We've moved to a new site!

Join us at publicservices.international - for all the latest news, resources and struggles from around the world.

We are no longer updating world-psi.org and it will be progressively phased out: all content will be migrated to the new site and old links will redirect eventually.

US Labor Relations Board complaint against FirstEnergy labour practices

05 May 2014
The U.S. National Labor Relations Board has issued a complaint charging FirstEnergy Corp., its operating companies West Penn Power and Potomac Edison, and other FirstEnergy subsidiaries with a wide range of unfair labor practices during ongoing negotiations with the Utility Workers Union of America for a new labor agreement covering more than 700 workers throughout Pennsylvania, Maryland, West Virginia, and Virginia.

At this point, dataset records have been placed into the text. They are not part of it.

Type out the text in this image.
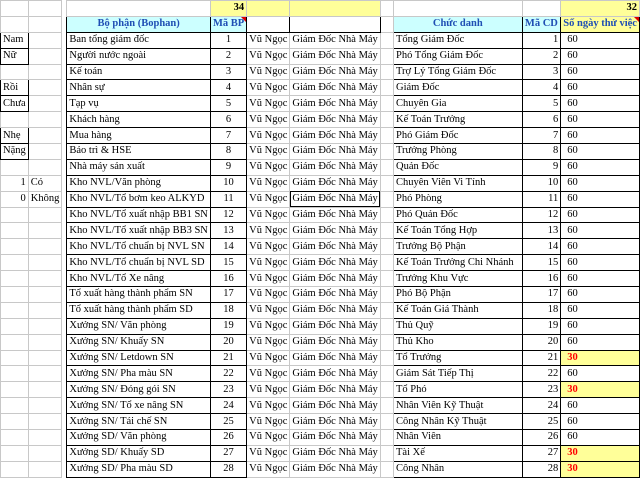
				34						32
			Bộ phận (Bophan)	Mã BP				Chức danh	Mã CD	Số ngày thử việc
Nam			Ban tổng giám đốc	1	Vũ Ngọc	Giám Đốc Nhà Máy		Tổng Giám Đốc	1	60
Nữ			Người nước ngoài	2	Vũ Ngọc	Giám Đốc Nhà Máy		Phó Tổng Giám Đốc	2	60
			Kế toán	3	Vũ Ngọc	Giám Đốc Nhà Máy		Trợ Lý Tổng Giám Đốc	3	60
Rồi			Nhân sự	4	Vũ Ngọc	Giám Đốc Nhà Máy		Giám Đốc	4	60
Chưa			Tạp vụ	5	Vũ Ngọc	Giám Đốc Nhà Máy		Chuyên Gia	5	60
			Khách hàng	6	Vũ Ngọc	Giám Đốc Nhà Máy		Kế Toán Trưởng	6	60
Nhẹ			Mua hàng	7	Vũ Ngọc	Giám Đốc Nhà Máy		Phó Giám Đốc	7	60
Nặng			Bảo trì & HSE	8	Vũ Ngọc	Giám Đốc Nhà Máy		Trưởng Phòng	8	60
			Nhà máy sản xuất	9	Vũ Ngọc	Giám Đốc Nhà Máy		Quản Đốc	9	60
1	Có		Kho NVL/Văn phòng	10	Vũ Ngọc	Giám Đốc Nhà Máy		Chuyên Viên Vi Tính	10	60
0	Không		Kho NVL/Tổ bơm keo ALKYD	11	Vũ Ngọc	Giám Đốc Nhà Máy		Phó Phòng	11	60
			Kho NVL/Tổ xuất nhập BB1 SN	12	Vũ Ngọc	Giám Đốc Nhà Máy		Phó Quản Đốc	12	60
			Kho NVL/Tổ xuất nhập BB3 SN	13	Vũ Ngọc	Giám Đốc Nhà Máy		Kế Toán Tổng Hợp	13	60
			Kho NVL/Tổ chuẩn bị NVL SN	14	Vũ Ngọc	Giám Đốc Nhà Máy		Trưởng Bộ Phận	14	60
			Kho NVL/Tổ chuẩn bị NVL SD	15	Vũ Ngọc	Giám Đốc Nhà Máy		Kế Toán Trưởng Chi Nhánh	15	60
			Kho NVL/Tổ Xe nâng	16	Vũ Ngọc	Giám Đốc Nhà Máy		Trưởng Khu Vực	16	60
			Tổ xuất hàng thành phẩm SN	17	Vũ Ngọc	Giám Đốc Nhà Máy		Phó Bộ Phận	17	60
			Tổ xuất hàng thành phẩm SD	18	Vũ Ngọc	Giám Đốc Nhà Máy		Kế Toán Giá Thành	18	60
			Xưởng SN/ Văn phòng	19	Vũ Ngọc	Giám Đốc Nhà Máy		Thủ Quỹ	19	60
			Xưởng SN/ Khuấy SN	20	Vũ Ngọc	Giám Đốc Nhà Máy		Thủ Kho	20	60
			Xưởng SN/ Letdown SN	21	Vũ Ngọc	Giám Đốc Nhà Máy		Tổ Trưởng	21	30
			Xưởng SN/ Pha màu SN	22	Vũ Ngọc	Giám Đốc Nhà Máy		Giám Sát Tiếp Thị	22	60
			Xưởng SN/ Đóng gói SN	23	Vũ Ngọc	Giám Đốc Nhà Máy		Tổ Phó	23	30
			Xưởng SN/ Tổ xe nâng SN	24	Vũ Ngọc	Giám Đốc Nhà Máy		Nhân Viên Kỹ Thuật	24	60
			Xưởng SN/ Tái chế SN	25	Vũ Ngọc	Giám Đốc Nhà Máy		Công Nhân Kỹ Thuật	25	60
			Xưởng SD/ Văn phòng	26	Vũ Ngọc	Giám Đốc Nhà Máy		Nhân Viên	26	60
			Xưởng SD/ Khuấy SD	27	Vũ Ngọc	Giám Đốc Nhà Máy		Tài Xế	27	30
			Xưởng SD/ Pha màu SD	28	Vũ Ngọc	Giám Đốc Nhà Máy		Công Nhân	28	30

The complaint, issued by the NLRB regional office in Pittsburgh on April 25, charges that the companies illegally refused to bargain with the union over the effects of recent plant closures and transfers of bargaining unit positions; repudiated the collective bargaining agreement with UWUA System Local 102; failed to provide crucial bargaining data to the union during negotiations; and engaged in other acts of bad faith bargaining.
 
“This complaint represents another milestone in our efforts to win justice for utility workers at FirstEnergy,” declared Bob Whalen, president of UWUA System Local 102.  “The wide-ranging scope and the serious nature of violations charged in the complaint demonstrate that something is severely wrong with this company’s labor relations policies.”
 
Among other violations, the complaint charges that FirstEnergy refused to negotiate over the effects of its closure of two power plants in southwestern Pennsylvania last October, unless the union accepted a new contract imposing concessions on the entire four-state bargaining unit.  The company demanded the union accept the proposed cutbacks for the entire unit before management would engage in any meaningful bargaining over the effects of the closures on laid off workers, even though the UWUA contract was still in effect and not scheduled to expire until April 30, 2014.
 
Similarly, the complaint charges that FirstEnergy closed and then relocated a “mobile maintenance crew” covered by the UWUA contract from its existing location in Belle Vernon, Pa. to Weirton, W.Va., and refused to negotiate over the effects of the action unless the union accepted the company’s demands for mid-contract modifications to the entire agreement.
 
In both cases, the NLRB complaint seeks a Transmarine Navigation remedy, which would require the company to resume wage payments to the impacted employees from the time the company is ordered by the NLRB to negotiate over the effects of the unit closures until the parties reach an agreement or a good faith impasse in negotiations.
 
In addition, the complaint charges that FirstEnergy illegally recognized and signed a labor agreement with IBEW Local 2357 covering the mobile maintenance crew transferred to West Virginia, even though that union did not represent an “uncoerced majority” of employees and the maintenance unit has long been covered by the existing UWUA contract.  According to the complaint, FirstEnergy supervisors “threatened employees that they could not continue to work on the Mobile Maintenance crew unless the employees joined the IBEW.”
 
The complaint also charges FirstEnergy with the following additional unfair labor practices:

  • Repudiating the continuation of the parties’ “General Labor Agreement” on or about May 1, 2013, even though the contract by its terms had renewed for another year;
  • Repudiating the existence of long-standing provisions of the General Labor Agreement that establish the procedures for either terminating or extending the agreement; and
  • Failing and refusing to provide information relevant to negotiations over healthcare benefits.

The NLRB has currently scheduled a hearing on the complaint for July 22 in Pittsburgh.
 
Separate charges filed by the UWUA concerning bad faith bargaining by FirstEnergy at its Penelec utility in central Pennsylvania are still being investigated by the NLRB.  FirstEnergy recently ended a 20-week lockout of 142 Penelec employees covered by a separate labor agreement with the UWUA.
 
Despite the lockout, Penelec workers refused to accept management’s demands for concessions in employee benefits, working conditions, and customer service standards.  UWUA members at Penelec returned to work on April 14.
 
The UWUA and management are continuing negotiations for a new labor agreement at Penelec, as well as for a new General Labor Agreement covering workers at West Penn Power and Potomac Edison.  The complaint issued by the NLRB on April 25 is available from the UWUA upon request.
 
The UWUA represents 50,000 working men and women in the utility and related industries throughout the U.S., including 3,200 FirstEnergy employees in West Virginia, Virginia, Pennsylvania, Ohio, and Maryland.